Do More Than Just “your” Job

This post is part of the #YPSportsChat Blog Series! This series will give young professionals an inside look at the intricacies of the sports business world and advice on how to navigate it.

By: Nathan Werremeyer, @NWerremeyer

We’re all hired to perform a particular job at a particular company for an agreed amount of money. That’s how a typical employer-employee relationship works in the world today. People show up and punch a clock, do their work, lay low and re-punch the clock and head home when it rolls past 5pm. Well, if you’re wanting to have a “job” at any level of athletics, that’s never how a workday would be described for you; if you don’t already know that! If you’re on the outside looking in to the world of college/professional athletics and wanting to get in, we’ve got an abundance of advice you need to soak up and store in your head! Just as a disclaimer; working in this profession is never considered a “job”, it’s a commitment to a lifestyle.

What is meant by the title of this blog is much more than just helping out a little during your workday. It means wearing so many “hats” in your role now that you need to carry a coat rack around with you while you’re at work…. Meaning, whatever you’re hired to do, do more than what is outlined in your job description. You’ll gain massive amounts of experience you may not get by doing only what you were hired to do. By doing more, you’ll not only increase your overall knowledge of the business, you’ll also create meaningful lasting relationships along the way with your co-workers and especially with you superiors. At small schools, typically where a young professional will have their start at, athletic department personnel wear so many hats that the experience they gain is priceless and enhances them for the future! As the Assistant AD at my school, I’m not only the person that takes care of game set-up and in-game promotions, I’m also the guy taping the student-athletes’ ankles before the game! That’s right! My “official” title is Assistant Athletic Director and Head Athletic Trainer.
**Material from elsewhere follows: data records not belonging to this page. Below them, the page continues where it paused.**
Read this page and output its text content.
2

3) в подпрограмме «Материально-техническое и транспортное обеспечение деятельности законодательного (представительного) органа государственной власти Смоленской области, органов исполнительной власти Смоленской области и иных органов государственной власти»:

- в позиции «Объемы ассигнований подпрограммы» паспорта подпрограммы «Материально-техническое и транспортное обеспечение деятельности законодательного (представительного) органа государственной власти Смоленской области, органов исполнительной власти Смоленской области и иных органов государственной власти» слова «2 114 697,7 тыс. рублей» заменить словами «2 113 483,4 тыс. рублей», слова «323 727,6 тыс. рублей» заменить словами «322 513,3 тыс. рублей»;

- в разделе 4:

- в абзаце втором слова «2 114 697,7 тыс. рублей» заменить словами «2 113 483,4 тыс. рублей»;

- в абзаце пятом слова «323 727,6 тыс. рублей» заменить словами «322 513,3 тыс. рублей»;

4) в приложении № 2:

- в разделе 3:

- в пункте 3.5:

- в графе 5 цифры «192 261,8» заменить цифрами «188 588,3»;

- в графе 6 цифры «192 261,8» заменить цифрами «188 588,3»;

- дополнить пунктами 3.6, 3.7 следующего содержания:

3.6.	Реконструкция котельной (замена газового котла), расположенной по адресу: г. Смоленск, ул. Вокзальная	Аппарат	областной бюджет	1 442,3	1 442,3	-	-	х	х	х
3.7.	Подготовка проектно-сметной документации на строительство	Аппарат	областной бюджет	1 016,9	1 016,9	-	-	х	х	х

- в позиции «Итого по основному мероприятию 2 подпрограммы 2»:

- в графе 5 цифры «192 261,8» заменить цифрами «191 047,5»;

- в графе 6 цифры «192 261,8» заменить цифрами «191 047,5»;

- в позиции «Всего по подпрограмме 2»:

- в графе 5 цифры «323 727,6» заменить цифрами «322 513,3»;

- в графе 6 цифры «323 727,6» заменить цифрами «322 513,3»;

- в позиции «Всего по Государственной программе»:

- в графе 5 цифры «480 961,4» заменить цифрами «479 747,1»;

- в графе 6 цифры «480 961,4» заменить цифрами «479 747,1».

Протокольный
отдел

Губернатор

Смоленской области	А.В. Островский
My “unofficial” title includes: (but not limited too) PA announcer, game/event manager, security, Sports Information Director and some others I’m sure I’m leaving out at the moment. I do all of those for many reasons (to help the school and student-athletes, help bolster my resume) but the main reason is so that I can get my hands on as many areas as I can in college athletics so I can learn everything I possibly can to mold myself into a better Athletic Director. I will never learn the in’s and out’s of a successful athletic department if I don’t get my hands into all the important areas (compliance, development, academics, sports information, marketing, SA health and welfare). You can sit back and do only what your hired to do and be comfortable with it, but in this profession, you’ll never advance past what you’re doing now.

Along with wearing multiple “hats”, you need to network as much as you can like Katie eluded to in last week’s blog. You also need to educate yourself in as many areas as you can in the profession. What I mean by that is getting yourself out there attending conferences, workshops and getting involved not only on your own campus but in organizations nationwide! I am told all the time by my mentors that being involved on your campus will provide you with knowledge and relationships that you can never get from books or seminars. The athletic department’s goals are always a part of your overall institutions goals of making the educational experience one that is memorable and beneficial to their future. The ENTIRE campus is working towards that same goal so you need not forget that and get across campus and involved in committees and forums as much as possible. The more involved you are on your campus and in surrounding areas, the more a potential employer will see just how devoted and passionate you are about your personal and professional development. It shows them that you’re not looking for just a “job”, you’re looking for a career. Without those types of involvements, you’ll never advance past where you are now. So if you’re not willing to go the extra mile and get involved, I hope you’re quite comfortable where you are now! If you are willing, great! Get involved on your campus and in organizations that interest you and learn something new EVERYDAY! The saying is true, “knowledge is power!”